Campbell v. School Administrative District No. 59

658 A.2d 1094, 1995 Me. LEXIS 121
CourtSupreme Judicial Court of Maine
DecidedMay 30, 1995
StatusPublished
Cited by3 cases

This text of 658 A.2d 1094 (Campbell v. School Administrative District No. 59) is published on Counsel Stack Legal Research, covering Supreme Judicial Court of Maine primary law. Counsel Stack provides free access to over 12 million legal documents including statutes, case law, regulations, and constitutions.

Bluebook
Campbell v. School Administrative District No. 59, 658 A.2d 1094, 1995 Me. LEXIS 121 (Me. 1995).

Opinion

RUDMAN, Justice.

School Administrative District No. 59 (S.A.D. 59) appeals from a decision of the Workers’ Compensation Board granting David Campbell’s motion for attorney fees. S.A.D. 59 contends that it is entitled to a lien against a third-party settlement for the attorney fees it was required to pay to the employee’s attorney. 39 M.R.S.A. §§ 68,110 (1989). Because we disagree, we affirm the decision of the Board.

David Campbell was injured in a work-related car accident while in the employ of S.A.D. 59. Campbell filed a petition for award of compensation. He also brought a personal injury action against the driver responsible for the accident in which he was injured and recovered a settlement of $40,-000. After hearings and discovery, S.A.D. 59 accepted liability for the injury and filed a memorandum of payment. The parties agreed that S.A.D. 59 is entitled to a continuing lien of $14,500 after deduction of costs. Campbell filed a motion for attorney fees incurred in prosecuting his petition for award of compensation. The Board granted the motion, ruling that S.A.D. 59 was not entitled to a lien for the fees. We granted the employer’s petition for appellate review pursuant to 39-A M.R.S.A. § 322 (Supp.1994).

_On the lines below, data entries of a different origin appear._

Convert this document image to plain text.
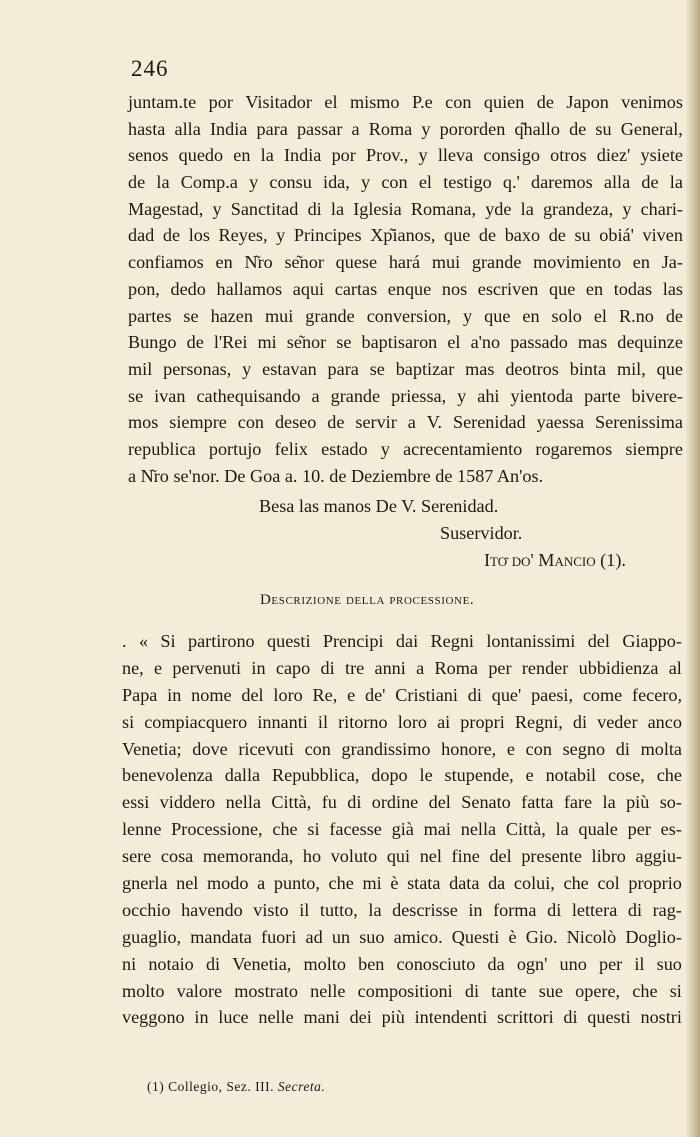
246
juntam.te por Visitador el mismo P.e con quien de Japon venimos
hasta alla India para passar a Roma y pororden q͂hallo de su General,
senos quedo en la India por Prov., y lleva consigo otros diez' ysiete
de la Comp.a y consu ida, y con el testigo q.' daremos alla de la
Magestad, y Sanctitad di la Iglesia Romana, yde la grandeza, y chari-
dad de los Reyes, y Principes Xp͂ianos, que de baxo de su obiá' viven
confiamos en N͂ro se͂nor quese hará mui grande movimiento en Ja-
pon, dedo hallamos aqui cartas enque nos escriven que en todas las
partes se hazen mui grande conversion, y que en solo el R.no de
Bungo de l'Rei mi se͂nor se baptisaron el a'no passado mas dequinze
mil personas, y estavan para se baptizar mas deotros binta mil, que
se ivan cathequisando a grande priessa, y ahi yientoda parte bivere-
mos siempre con deseo de servir a V. Serenidad yaessa Serenissima
republica portujo felix estado y acrecentamiento rogaremos siempre
a N͂ro se'nor. De Goa a. 10. de Deziembre de 1587 An'os.
Besa las manos De V. Serenidad.
Suservidor.
Ito͂ do' Mancio (1).
Descrizione della processione.
. « Si partirono questi Prencipi dai Regni lontanissimi del Giappo-
ne, e pervenuti in capo di tre anni a Roma per render ubbidienza al
Papa in nome del loro Re, e de' Cristiani di que' paesi, come fecero,
si compiacquero innanti il ritorno loro ai propri Regni, di veder anco
Venetia; dove ricevuti con grandissimo honore, e con segno di molta
benevolenza dalla Repubblica, dopo le stupende, e notabil cose, che
essi viddero nella Città, fu di ordine del Senato fatta fare la più so-
lenne Processione, che si facesse già mai nella Città, la quale per es-
sere cosa memoranda, ho voluto qui nel fine del presente libro aggiu-
gnerla nel modo a punto, che mi è stata data da colui, che col proprio
occhio havendo visto il tutto, la descrisse in forma di lettera di rag-
guaglio, mandata fuori ad un suo amico. Questi è Gio. Nicolò Doglio-
ni notaio di Venetia, molto ben conosciuto da ogn' uno per il suo
molto valore mostrato nelle compositioni di tante sue opere, che si
veggono in luce nelle mani dei più intendenti scrittori di questi nostri
(1) Collegio, Sez. III. Secreta.
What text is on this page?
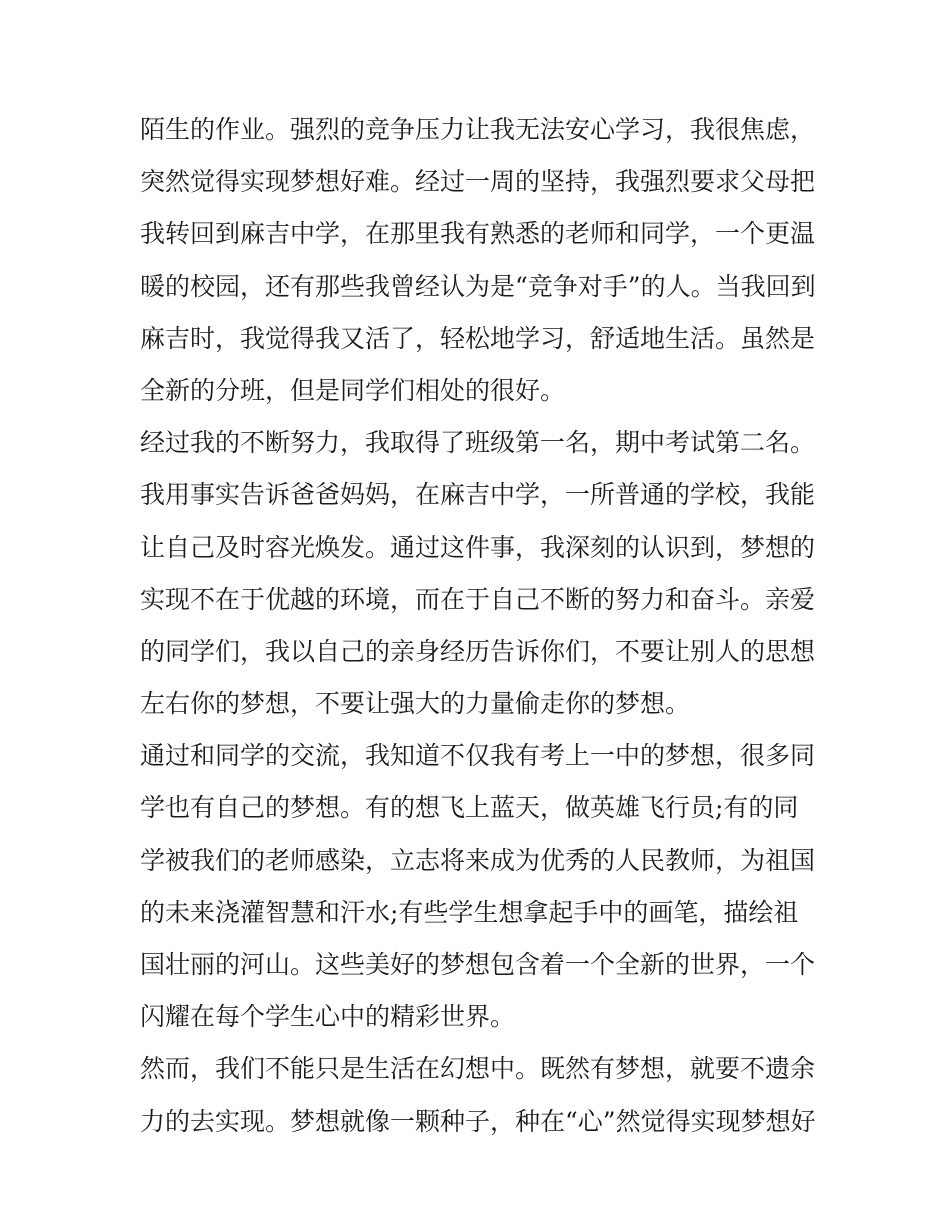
陌生的作业。强烈的竞争压力让我无法安心学习，我很焦虑，
突然觉得实现梦想好难。经过一周的坚持，我强烈要求父母把
我转回到麻吉中学，在那里我有熟悉的老师和同学，一个更温
暖的校园，还有那些我曾经认为是“竞争对手”的人。当我回到
麻吉时，我觉得我又活了，轻松地学习，舒适地生活。虽然是
全新的分班，但是同学们相处的很好。
经过我的不断努力，我取得了班级第一名，期中考试第二名。
我用事实告诉爸爸妈妈，在麻吉中学，一所普通的学校，我能
让自己及时容光焕发。通过这件事，我深刻的认识到，梦想的
实现不在于优越的环境，而在于自己不断的努力和奋斗。亲爱
的同学们，我以自己的亲身经历告诉你们，不要让别人的思想
左右你的梦想，不要让强大的力量偷走你的梦想。
通过和同学的交流，我知道不仅我有考上一中的梦想，很多同
学也有自己的梦想。有的想飞上蓝天，做英雄飞行员;有的同
学被我们的老师感染，立志将来成为优秀的人民教师，为祖国
的未来浇灌智慧和汗水;有些学生想拿起手中的画笔，描绘祖
国壮丽的河山。这些美好的梦想包含着一个全新的世界，一个
闪耀在每个学生心中的精彩世界。
然而，我们不能只是生活在幻想中。既然有梦想，就要不遗余
力的去实现。梦想就像一颗种子，种在“心”然觉得实现梦想好
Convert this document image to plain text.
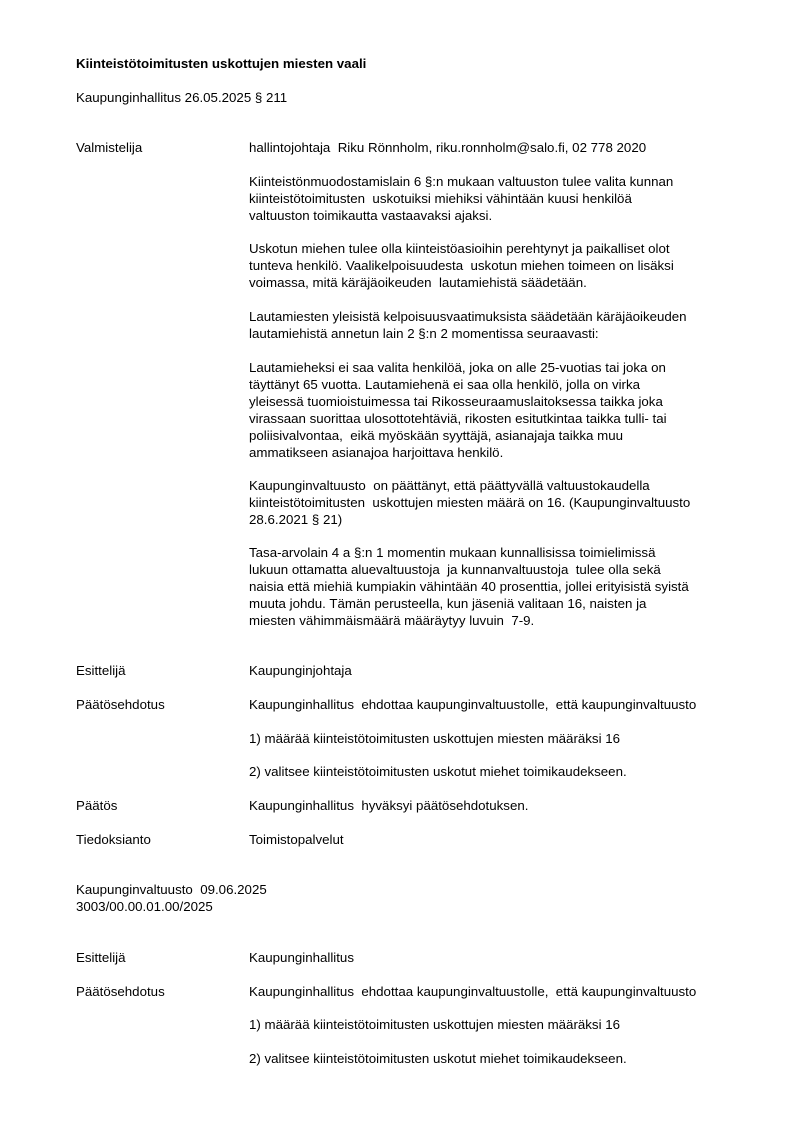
Kiinteistötoimitusten uskottujen miesten vaali
Kaupunginhallitus 26.05.2025 § 211
Valmistelija	hallintojohtaja  Riku Rönnholm, riku.ronnholm@salo.fi, 02 778 2020
Kiinteistönmuodostamislain 6 §:n mukaan valtuuston tulee valita kunnan
kiinteistötoimitusten  uskotuiksi miehiksi vähintään kuusi henkilöä
valtuuston toimikautta vastaavaksi ajaksi.
Uskotun miehen tulee olla kiinteistöasioihin perehtynyt ja paikalliset olot
tunteva henkilö. Vaalikelpoisuudesta  uskotun miehen toimeen on lisäksi
voimassa, mitä käräjäoikeuden  lautamiehistä säädetään.
Lautamiesten yleisistä kelpoisuusvaatimuksista säädetään käräjäoikeuden
lautamiehistä annetun lain 2 §:n 2 momentissa seuraavasti:
Lautamieheksi ei saa valita henkilöä, joka on alle 25-vuotias tai joka on
täyttänyt 65 vuotta. Lautamiehenä ei saa olla henkilö, jolla on virka
yleisessä tuomioistuimessa tai Rikosseuraamuslaitoksessa taikka joka
virassaan suorittaa ulosottotehtäviä, rikosten esitutkintaa taikka tulli- tai
poliisivalvontaa,  eikä myöskään syyttäjä, asianajaja taikka muu
ammatikseen asianajoa harjoittava henkilö.
Kaupunginvaltuusto  on päättänyt, että päättyvällä valtuustokaudella
kiinteistötoimitusten  uskottujen miesten määrä on 16. (Kaupunginvaltuusto
28.6.2021 § 21)
Tasa-arvolain 4 a §:n 1 momentin mukaan kunnallisissa toimielimissä
lukuun ottamatta aluevaltuustoja  ja kunnanvaltuustoja  tulee olla sekä
naisia että miehiä kumpiakin vähintään 40 prosenttia, jollei erityisistä syistä
muuta johdu. Tämän perusteella, kun jäseniä valitaan 16, naisten ja
miesten vähimmäismäärä määräytyy luvuin  7-9.
Esittelijä	Kaupunginjohtaja
Päätösehdotus	Kaupunginhallitus  ehdottaa kaupunginvaltuustolle,  että kaupunginvaltuusto
1) määrää kiinteistötoimitusten uskottujen miesten määräksi 16
2) valitsee kiinteistötoimitusten uskotut miehet toimikaudekseen.
Päätös	Kaupunginhallitus  hyväksyi päätösehdotuksen.
Tiedoksianto	Toimistopalvelut
Kaupunginvaltuusto  09.06.2025
3003/00.00.01.00/2025
Esittelijä	Kaupunginhallitus
Päätösehdotus	Kaupunginhallitus  ehdottaa kaupunginvaltuustolle,  että kaupunginvaltuusto
1) määrää kiinteistötoimitusten uskottujen miesten määräksi 16
2) valitsee kiinteistötoimitusten uskotut miehet toimikaudekseen.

As section 1101 was originally enacted in 1965, the employer was required to pay the employee’s attorney fees in any workers’ compensation proceeding brought by the employee in good faith. P.L.1965, ch. 408, § 11. The legislative purpose for shifting fees in workers’ compensation proceedings was to prevent the employee’s compensation from being diminished by counsel fees. Lucas v. E.A. Buschmann, Inc., 656 A.2d 1193, 1195 (Me.1995); Gordon v. Maine Reduction Co., 358 A.2d 544, 551 (Me.1976). Consistent with this purpose, the Act expressly prohibited attorneys from billing employees directly for services. 39 M.R.S.A §§ 88(4), 110 (1989). In 1985 the Legislature enacted subsection 110(2), that provides the employee must prevail in the proceeding in order to receive an award of counsel fees. P.L.1985, ch. 372, § A, 43. One of the purposes of the 1985 amendment was to encourage the parties to screen cases and litigate only those proceedings that have a strong likelihood of success, or involve a genuine controversy, thereby reducing burdensome and unnecessary litigation. 2 Legis.Rec. 1197-98 (1985).2

The lien statute, 39 M.R.S.A. § 68, provides, in pertinent part;

[1096]*1096When an injury or death for which compensation or medical benefits are payable under this Act shall have been sustained under circumstances creating in some person other than the employer a legal liability to pay damages in respect thereto, the injured employee may, at his option, either claim such compensation and benefits or obtain damages from or proceed at law against such other person to recover damages.
If the injured employee elects to claim compensation under this Act, any employer having paid such compensation or benefits or having become liable therefor under any compensation payment scheme shall have a lien for the value of compensation paid on any damages subsequently recovered against the third person liable for the injury....
If the employee or compensation beneficiary recovers damages from a third person, he shall repay to the employer or compensation insurer, out of the recovery against the third person, the benefits paid to him by the employer or compensation insurer under this Act, less said employer’s or compensation insurer’s proportionate share of cost of collection, including reasonable attorney’s fees.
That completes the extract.